NOW THEREFORE, in consideration of the foregoing and for other good and valuable consideration, the receipt of which is hereby acknowledged, the parties mutually covenant and agree for the equal and ratable benefit of the Holders of the Notes as follows:
1. Capitalized Terms. Capitalized terms used herein without definition shall have the meanings assigned to them in the Indenture.
2. Amendment to the Indenture. Section 802 of the Indenture is amended by deleting the third paragraph of Section 802 in its entirety and inserting in lieu thereof the following text:
“Notwithstanding anything to the contrary in Sections 801 or 802 of the Indenture:
(a) any Restricted Subsidiary (other than the Issuer) may consolidate, amalgamate with, merge into or transfer all or part of its properties and assets to the Issuer or any Guarantor;
(b) the Issuer, the Co-Issuer or any Guarantor may merge or amalgamate with an Affiliate of the Issuer solely for the purpose of reincorporating the Issuer, the Co-Issuer or such Guarantor in another jurisdiction of the United States or Canada so long as
the amount of Indebtedness of Holdings and the Restricted Subsidiaries is not increased thereby; and
(c) Holdings, Telesat Interco, Inc. and/or the Issuer may combine (whether by consolidation, amalgamation, merger or otherwise) if the beneficial owners of Holdings’ Voting Stock and the resulting or continuing entity’s Voting Stock are the persons set forth in clauses (i), (ii), (iii), (x) (as it relates to clause (i), (ii) or (iii)), or (xi) of the definition of “Permitted Holders” and the aggregate principal amount of Indebtedness of the resulting or continuing entity is no greater than that of the Issuer immediately prior thereto or is permitted to be incurred under Section 1011.”
3. Governing Law. This Supplemental Indenture will be governed by and construed in accordance with the laws of the State of New York.
4. Full Force and Effect. Except as expressly amended hereby, the Indenture is in all respects ratified and confirmed and all the terms, conditions and provisions thereof shall remain in full force and effect. Upon the execution and delivery of this Supplemental Indenture by the Co-Issuers and the Trustee, this Supplemental Indenture shall form a part of the Indenture for all purposes, and the Co-Issuers, the Guarantors, the Trustee and every Holder of Notes heretofore or hereafter authenticated and delivered shall be bound hereby. Any and all references to the Indenture, whether within the Indenture or in any notice, certificate or other instrument or document, shall be deemed to include a reference to this Supplemental Indenture (whether or not made), unless the context shall otherwise require.
5. Benefits of Supplemental Indenture. Nothing in this Supplemental Indenture, express or implied, shall give to any Person other than the parties hereto and their successors hereunder and the Holders of the Notes, any benefit of any legal or equitable right, remedy or claim under the Indenture, this Supplemental Indenture or the Notes.
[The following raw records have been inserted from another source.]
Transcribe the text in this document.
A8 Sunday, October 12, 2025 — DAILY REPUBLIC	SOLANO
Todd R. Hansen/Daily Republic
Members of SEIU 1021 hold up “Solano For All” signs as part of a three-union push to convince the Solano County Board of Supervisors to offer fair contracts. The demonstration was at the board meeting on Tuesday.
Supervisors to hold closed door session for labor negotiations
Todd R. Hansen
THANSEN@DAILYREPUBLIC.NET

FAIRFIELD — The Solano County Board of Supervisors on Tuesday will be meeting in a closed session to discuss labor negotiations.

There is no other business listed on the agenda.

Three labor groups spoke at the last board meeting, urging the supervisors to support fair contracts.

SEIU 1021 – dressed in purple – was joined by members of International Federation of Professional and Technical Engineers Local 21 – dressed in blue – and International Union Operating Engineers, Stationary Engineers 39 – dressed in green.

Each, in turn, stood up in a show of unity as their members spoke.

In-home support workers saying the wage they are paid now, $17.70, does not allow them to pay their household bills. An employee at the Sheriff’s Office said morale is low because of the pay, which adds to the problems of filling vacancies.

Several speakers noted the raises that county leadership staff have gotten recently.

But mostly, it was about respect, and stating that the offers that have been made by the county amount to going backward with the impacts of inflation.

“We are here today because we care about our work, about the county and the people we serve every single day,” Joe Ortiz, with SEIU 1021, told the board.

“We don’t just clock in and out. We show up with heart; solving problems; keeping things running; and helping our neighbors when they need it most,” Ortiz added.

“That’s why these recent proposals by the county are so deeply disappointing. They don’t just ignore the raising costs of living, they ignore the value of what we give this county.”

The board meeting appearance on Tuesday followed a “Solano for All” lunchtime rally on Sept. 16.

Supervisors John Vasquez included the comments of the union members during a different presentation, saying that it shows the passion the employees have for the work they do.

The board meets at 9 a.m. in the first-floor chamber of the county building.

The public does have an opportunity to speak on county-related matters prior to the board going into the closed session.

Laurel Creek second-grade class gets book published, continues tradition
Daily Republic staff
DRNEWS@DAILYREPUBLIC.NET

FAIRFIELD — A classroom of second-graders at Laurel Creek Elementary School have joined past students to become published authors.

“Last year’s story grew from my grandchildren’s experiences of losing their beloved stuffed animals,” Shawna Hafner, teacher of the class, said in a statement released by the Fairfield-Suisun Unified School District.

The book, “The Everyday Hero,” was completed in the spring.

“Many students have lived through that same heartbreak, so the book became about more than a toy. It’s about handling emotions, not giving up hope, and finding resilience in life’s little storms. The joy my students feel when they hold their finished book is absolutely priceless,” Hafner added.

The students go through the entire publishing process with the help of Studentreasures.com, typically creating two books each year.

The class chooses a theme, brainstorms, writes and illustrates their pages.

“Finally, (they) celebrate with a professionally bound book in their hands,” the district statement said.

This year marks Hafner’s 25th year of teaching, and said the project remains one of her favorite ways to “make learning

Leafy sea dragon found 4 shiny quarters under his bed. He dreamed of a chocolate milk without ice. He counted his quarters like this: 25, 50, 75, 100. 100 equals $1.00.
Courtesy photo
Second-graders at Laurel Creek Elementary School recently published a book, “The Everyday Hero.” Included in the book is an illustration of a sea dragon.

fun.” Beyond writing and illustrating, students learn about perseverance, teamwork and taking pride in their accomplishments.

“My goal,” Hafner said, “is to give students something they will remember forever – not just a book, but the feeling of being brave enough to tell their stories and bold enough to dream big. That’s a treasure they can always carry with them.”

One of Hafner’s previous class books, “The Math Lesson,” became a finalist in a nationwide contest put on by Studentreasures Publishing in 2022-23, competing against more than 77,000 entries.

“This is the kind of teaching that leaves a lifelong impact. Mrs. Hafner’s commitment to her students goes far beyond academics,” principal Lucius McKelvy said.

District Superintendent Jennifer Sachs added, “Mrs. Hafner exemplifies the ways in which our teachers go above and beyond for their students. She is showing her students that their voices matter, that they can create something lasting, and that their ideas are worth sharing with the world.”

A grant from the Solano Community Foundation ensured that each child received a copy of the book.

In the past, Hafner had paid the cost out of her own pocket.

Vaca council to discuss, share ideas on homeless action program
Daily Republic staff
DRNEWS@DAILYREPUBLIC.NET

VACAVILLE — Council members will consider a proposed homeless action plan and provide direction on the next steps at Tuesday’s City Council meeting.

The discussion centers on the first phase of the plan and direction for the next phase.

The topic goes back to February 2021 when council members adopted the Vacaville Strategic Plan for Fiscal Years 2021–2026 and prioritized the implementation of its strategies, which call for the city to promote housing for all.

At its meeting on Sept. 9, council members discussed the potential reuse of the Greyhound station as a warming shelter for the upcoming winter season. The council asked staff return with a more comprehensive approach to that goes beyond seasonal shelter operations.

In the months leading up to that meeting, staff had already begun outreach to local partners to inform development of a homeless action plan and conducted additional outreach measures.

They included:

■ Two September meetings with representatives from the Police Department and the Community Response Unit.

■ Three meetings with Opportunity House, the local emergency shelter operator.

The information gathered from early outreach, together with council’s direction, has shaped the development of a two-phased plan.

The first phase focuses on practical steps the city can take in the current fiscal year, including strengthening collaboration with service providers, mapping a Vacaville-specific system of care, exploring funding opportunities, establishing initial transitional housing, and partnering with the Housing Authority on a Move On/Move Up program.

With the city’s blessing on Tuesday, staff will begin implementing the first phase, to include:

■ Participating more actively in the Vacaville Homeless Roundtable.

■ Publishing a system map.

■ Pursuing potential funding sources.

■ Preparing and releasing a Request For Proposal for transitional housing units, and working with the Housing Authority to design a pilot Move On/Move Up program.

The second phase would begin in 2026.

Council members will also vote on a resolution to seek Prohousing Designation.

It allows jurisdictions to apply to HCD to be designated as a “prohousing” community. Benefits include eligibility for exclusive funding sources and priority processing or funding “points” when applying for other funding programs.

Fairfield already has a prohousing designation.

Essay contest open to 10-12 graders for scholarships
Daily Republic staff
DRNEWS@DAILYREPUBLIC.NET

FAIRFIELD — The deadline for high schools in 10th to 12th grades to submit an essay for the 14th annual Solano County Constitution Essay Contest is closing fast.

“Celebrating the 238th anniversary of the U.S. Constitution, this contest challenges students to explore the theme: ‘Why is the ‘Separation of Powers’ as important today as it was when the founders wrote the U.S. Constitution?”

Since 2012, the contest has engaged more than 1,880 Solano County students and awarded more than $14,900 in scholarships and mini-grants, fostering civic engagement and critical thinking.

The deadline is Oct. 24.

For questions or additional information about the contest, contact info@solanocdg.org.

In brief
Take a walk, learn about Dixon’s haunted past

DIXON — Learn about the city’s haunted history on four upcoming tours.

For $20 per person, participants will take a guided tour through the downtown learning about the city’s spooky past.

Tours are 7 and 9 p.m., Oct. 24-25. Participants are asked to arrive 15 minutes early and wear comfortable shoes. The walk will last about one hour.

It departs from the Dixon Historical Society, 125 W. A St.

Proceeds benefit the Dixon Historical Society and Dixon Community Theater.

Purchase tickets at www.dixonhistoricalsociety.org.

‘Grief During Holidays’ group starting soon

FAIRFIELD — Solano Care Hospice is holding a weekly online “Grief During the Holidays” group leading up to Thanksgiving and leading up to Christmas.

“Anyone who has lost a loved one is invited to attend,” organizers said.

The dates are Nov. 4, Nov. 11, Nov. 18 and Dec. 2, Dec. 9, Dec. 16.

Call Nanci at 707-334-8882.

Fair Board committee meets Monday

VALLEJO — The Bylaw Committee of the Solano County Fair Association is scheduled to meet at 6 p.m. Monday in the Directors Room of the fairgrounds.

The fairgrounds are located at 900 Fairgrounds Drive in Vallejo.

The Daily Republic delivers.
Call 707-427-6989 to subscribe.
6. The Trustee. The Trustee shall not be responsible in any manner for or in respect of the validity or sufficiency of this Supplemental Indenture or for or in respect of the recitals contained herein, all of which are made by the Co-Issuers.
7. Counterparts. The parties may sign any number of copies of this Supplemental Indenture. Each signed copy shall be an original, but all of them together represent the same agreement.
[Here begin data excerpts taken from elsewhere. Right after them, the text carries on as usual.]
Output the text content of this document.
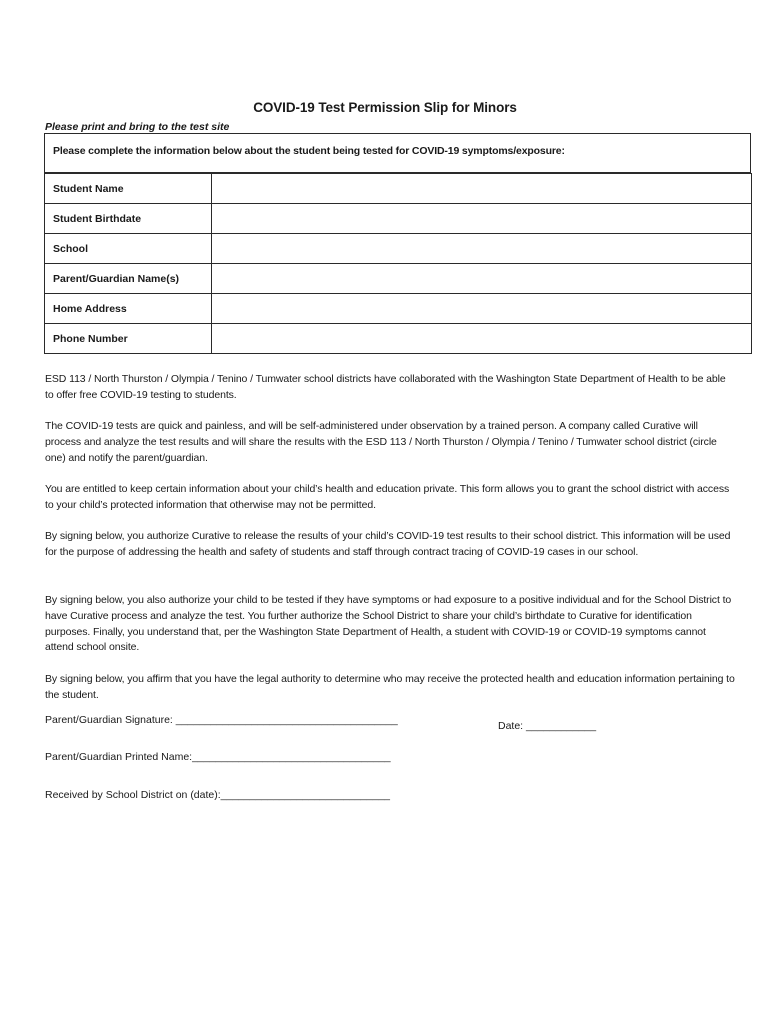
COVID-19 Test Permission Slip for Minors
Please print and bring to the test site
Please complete the information below about the student being tested for COVID-19 symptoms/exposure:
Student Name	
Student Birthdate	
School	
Parent/Guardian Name(s)	
Home Address	
Phone Number	
ESD 113 / North Thurston / Olympia / Tenino / Tumwater school districts have collaborated with the Washington State Department of Health to be able to offer free COVID-19 testing to students.
The COVID-19 tests are quick and painless, and will be self-administered under observation by a trained person. A company called Curative will process and analyze the test results and will share the results with the ESD 113 / North Thurston / Olympia / Tenino / Tumwater school district (circle one) and notify the parent/guardian.
You are entitled to keep certain information about your child’s health and education private. This form allows you to grant the school district with access to your child’s protected information that otherwise may not be permitted.
By signing below, you authorize Curative to release the results of your child’s COVID-19 test results to their school district. This information will be used for the purpose of addressing the health and safety of students and staff through contract tracing of COVID-19 cases in our school.
By signing below, you also authorize your child to be tested if they have symptoms or had exposure to a positive individual and for the School District to have Curative process and analyze the test. You further authorize the School District to share your child’s birthdate to Curative for identification purposes. Finally, you understand that, per the Washington State Department of Health, a student with COVID-19 or COVID-19 symptoms cannot attend school onsite.
By signing below, you affirm that you have the legal authority to determine who may receive the protected health and education information pertaining to the student.
Parent/Guardian Signature: ______________________________________	Date: ____________
Parent/Guardian Printed Name:__________________________________
Received by School District on (date):_____________________________
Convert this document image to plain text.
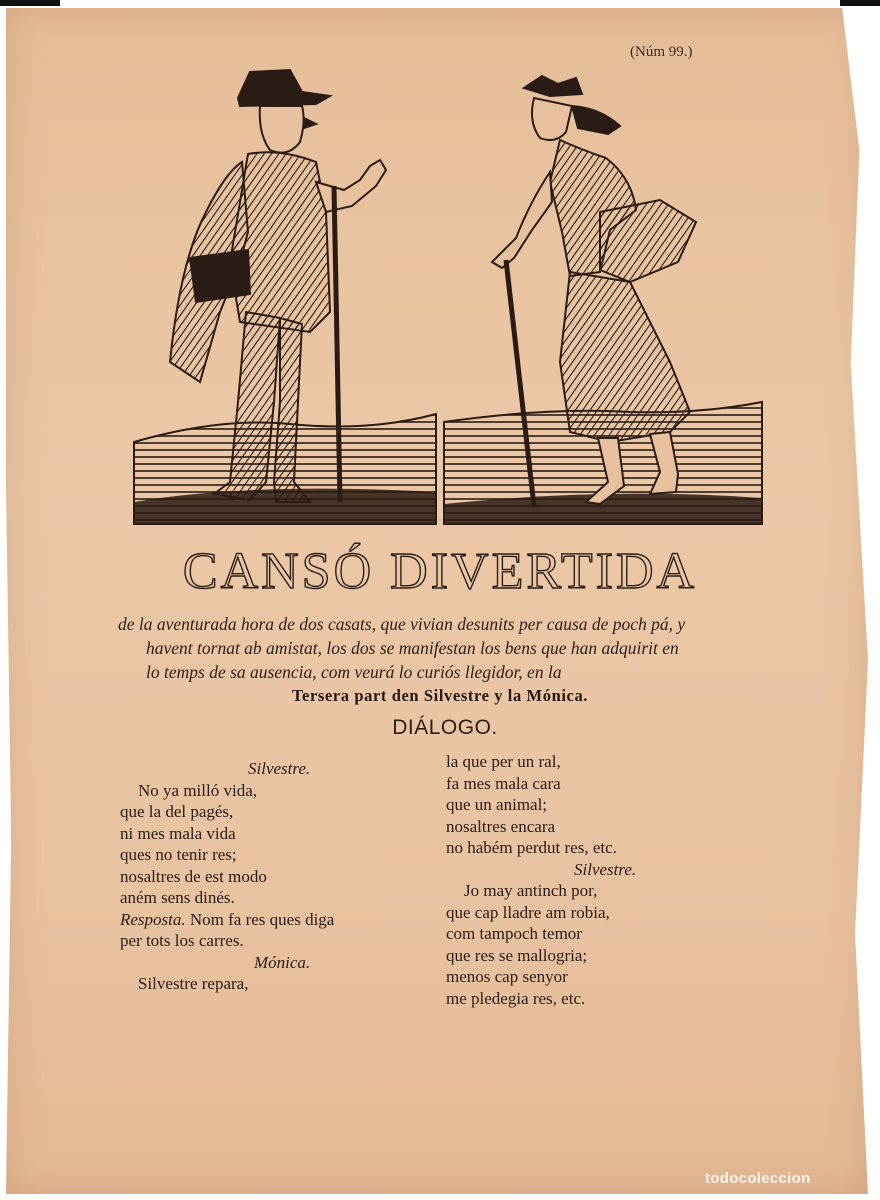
(Núm 99.)
CANSÓ DIVERTIDA
de la aventurada hora de dos casats, que vivian desunits per causa de poch pá, y
havent tornat ab amistat, los dos se manifestan los bens que han adquirit en
lo temps de sa ausencia, com veurá lo curiós llegidor, en la
Tersera part den Silvestre y la Mónica.
DIÁLOGO.
Silvestre.
No ya milló vida,
que la del pagés,
ni mes mala vida
ques no tenir res;
nosaltres de est modo
aném sens dinés.
Resposta. Nom fa res ques diga
per tots los carres.
Mónica.
Silvestre repara,
la que per un ral,
fa mes mala cara
que un animal;
nosaltres encara
no habém perdut res, etc.
Silvestre.
Jo may antinch por,
que cap lladre am robia,
com tampoch temor
que res se mallogria;
menos cap senyor
me pledegia res, etc.
todocoleccion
8. Effect of Headings. The Section headings herein are for convenience only and shall not affect the construction hereof.
9. Separability. If any provision in this Supplemental Indenture shall be invalid, illegal or unenforceable, the validity, legality or enforceability of the remaining provisions of this Supplemental Indenture or the Indenture shall not in any way be affected or impaired thereby.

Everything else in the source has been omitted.